Name twins. Such a problem for authors.

Since you can’t reserve or trademark your name at birth, there’s a chance — a good chance, if your name isn’t an odd one — that another person out there shares your name and your literary ambitions. Maybe more than one. Not to mention the possibility that someone with your name isn’t a fiction writer but does publish books: scholarly treatises on some obscure point of economic history, say, or computer programming manuals.

Two problems: 1) you want/need to grab things like URLs and user/profile names before the other party does, and 2) search algorithms can’t tell the difference.

Now, the first one isn’t the worst of problems. If you don’t end up getting “yourname.com”, you can always go with “yournamewriter.com” or something to that effect. My Facebook page is http://www.facebook.com/WriterKella because that was the best available option by the time I went to create it, but… it’s okay. WriterKella is okay, maybe even good. It doesn’t match my Twitter, but I can live with that.

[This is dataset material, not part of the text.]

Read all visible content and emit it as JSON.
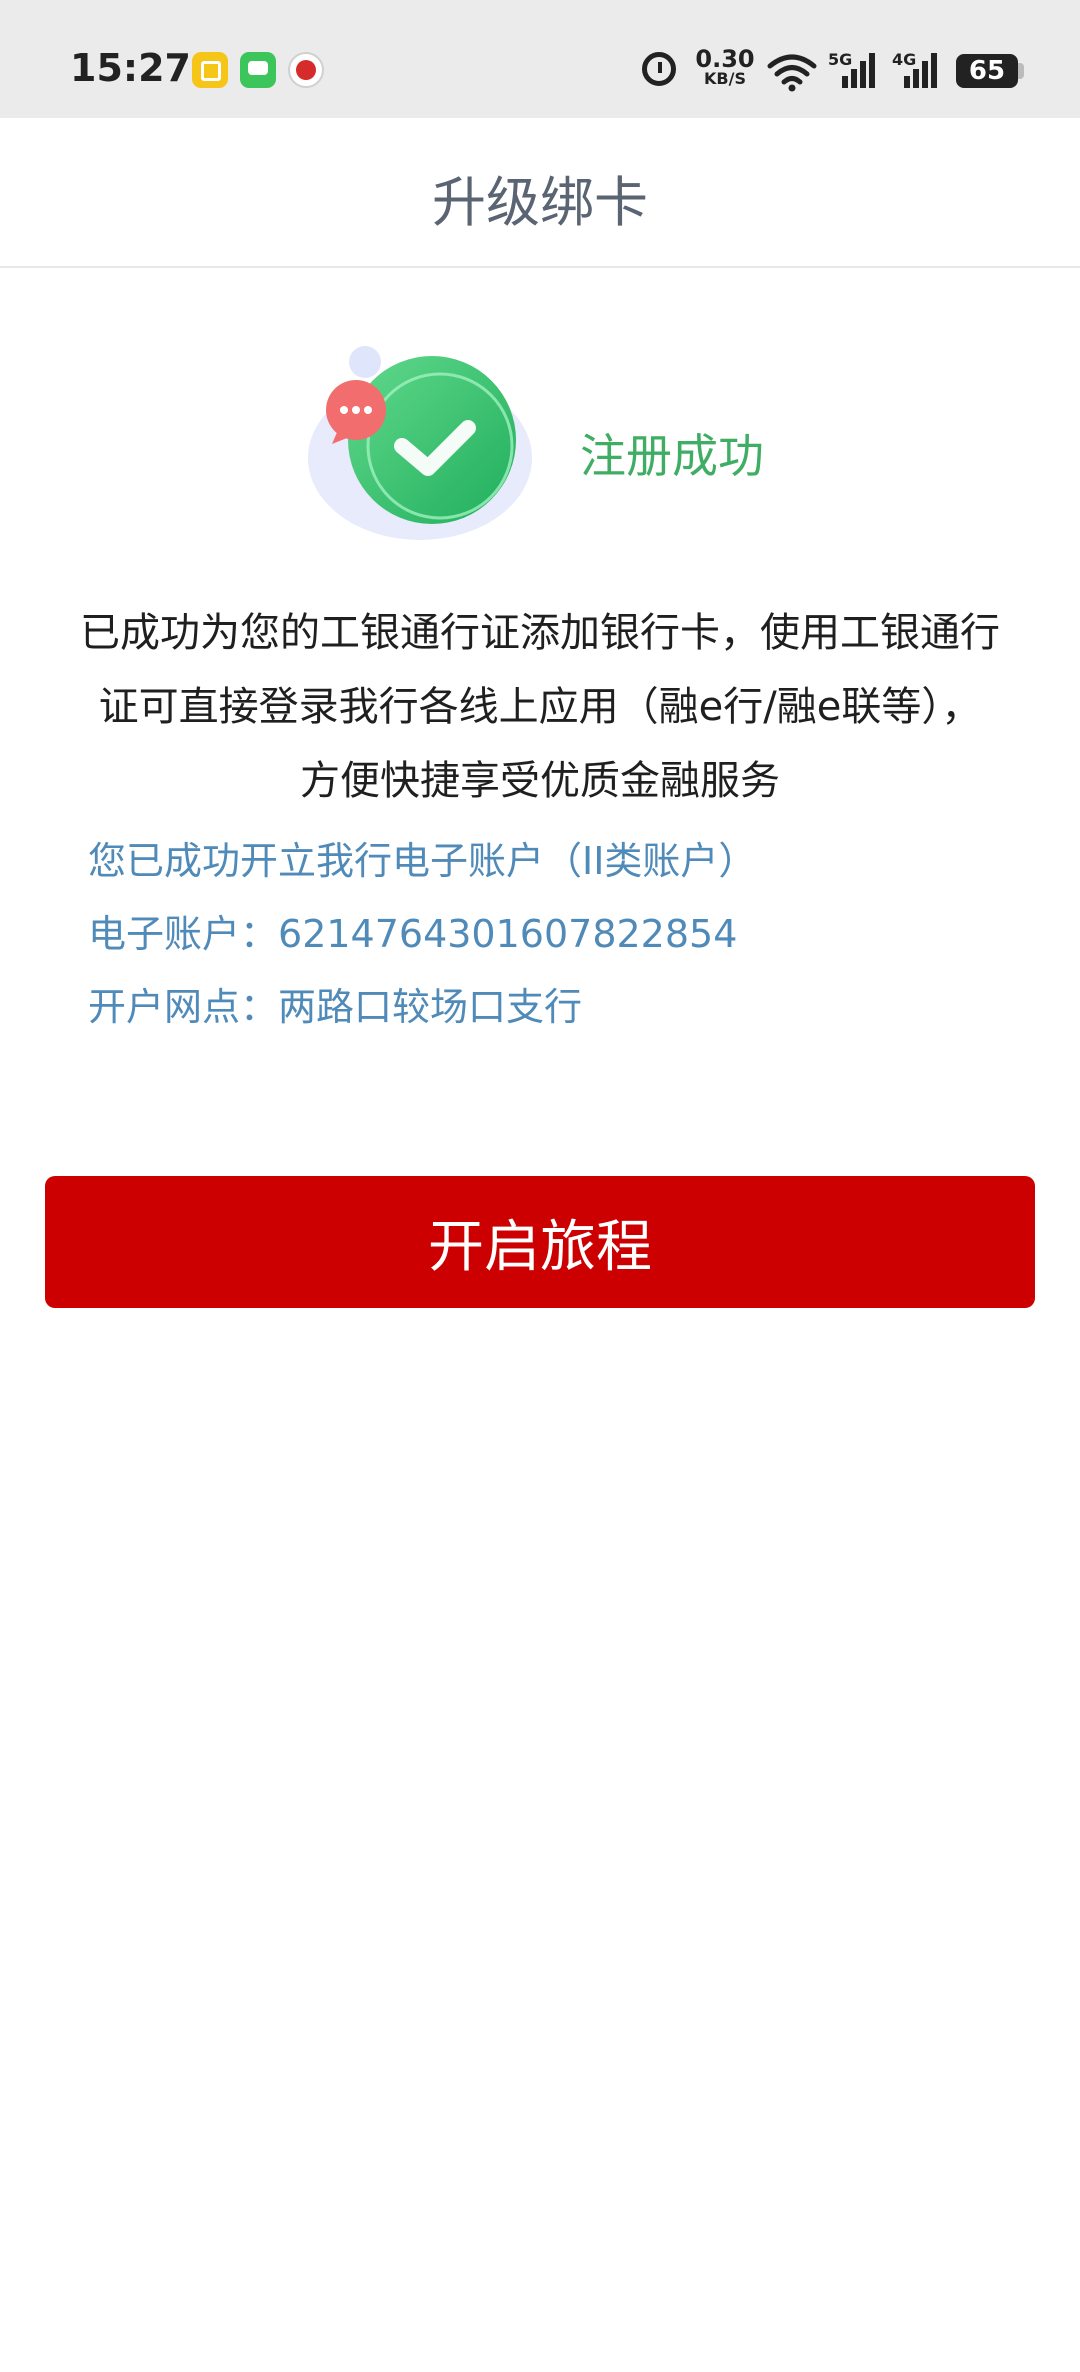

The second problem can be… more of a problem. For instance, the editor of Stamps, Vamps & Tramps is an award-winning author with stories in literary magazines like Joyland and Nimrod, but she shares a name with someone who writes western romances and the author of an art history textbook (as well as at least two fan fiction writers on Wattpad, who could venture into Amazon territory at any time).

Not that there’s anything wrong with any genre, but if you’ve worked hard to build up a readership and reputation in your genre and style, you don’t want your readers confused — and what if that person who shares your name isn’t a good writer, or has a sloppy publisher and terrible cover designer, or has made enemies on Goodreads, or stands for values or politics you abhor?

This is why I claim my profile across all the social reading sites as soon as I can, regardless of whether I like them or want to use them or think they have value.

Amazon is the easiest one to take care of (I blogged about it back when I set my author page up). Once you’ve set up your page and claimed your books, it’s clear which ones are yours, and you can easily direct readers to your Amazon page to see them. Plus, if readers can easily see that Mary Smith #1 has claimed a series of gritty sci-fi adventures while Mary Smith #2 writes sweet Christian romances and inspirational/devotional short stories (with author photos and bios that show the Marys are two completely different people), there’s no confusion.

Goodreads is probably the most important one after Amazon because so many people use it. It’s super easy (there’s a link on unclaimed author pages saying “Is this you?”) and you usually get your approved status and welcome email within a couple of hours. The profile set-up is very straightforward and you can just walk through it as easily as the Amazon one. It lets you display all the usual information and, as with Amazon, you can “claim” your books.

LibraryThing is a bit trickier to use, because it’s more like a library database; there’s a learning curve. You can ask to be a “LibraryThing Author” but it takes a while for the request to be approved (in fact, at first I thought I was being ignored because I just have one story in one anthology, but it’s apparently just slow due to a huge backlog). Even while you’re waiting for LT Author status, though, you can still add an author photo and edit biographical details — actually, you can do this for anyone, not just yourself (some publishers will even take care of this for their authors). Most importantly, if you share a name with some other author(s), LibraryThing lets you split off your works from those of your name twins.

Shelfari seems to be down or slow a lot these days, and I find its mechanics a bit frustrating, but I still think it’s worth checking on your book(s) and author profile there. I believe there’s a way to claim “Shelfari Author” status, but as far as I can tell, there’s no real reason to do so since you can edit everything for your author profile anyway without officially claiming it as a Shelfari user. As with LibraryThing, there’s the ability to combine or split author profiles if you’ve somehow ended up with two or you have a name twin. [update September 2017: Shelfari links now redirect to Goodreads, so it appears that Shelfari is no more]

Booklikes appears to be mostly a blogging platform for readers and reviewers, but it does have author profiles so it’s worth registering to add the usual photo, bio, website link, etc. Unfortunately, at the moment I don’t see a way to deal with name twins on the site, but perhaps an author in that situation could make a report and have it rectified.

Do you have a name twin in the books-and-publishing world? What have you done to differentiate yourself and make sure your readers aren’t confused?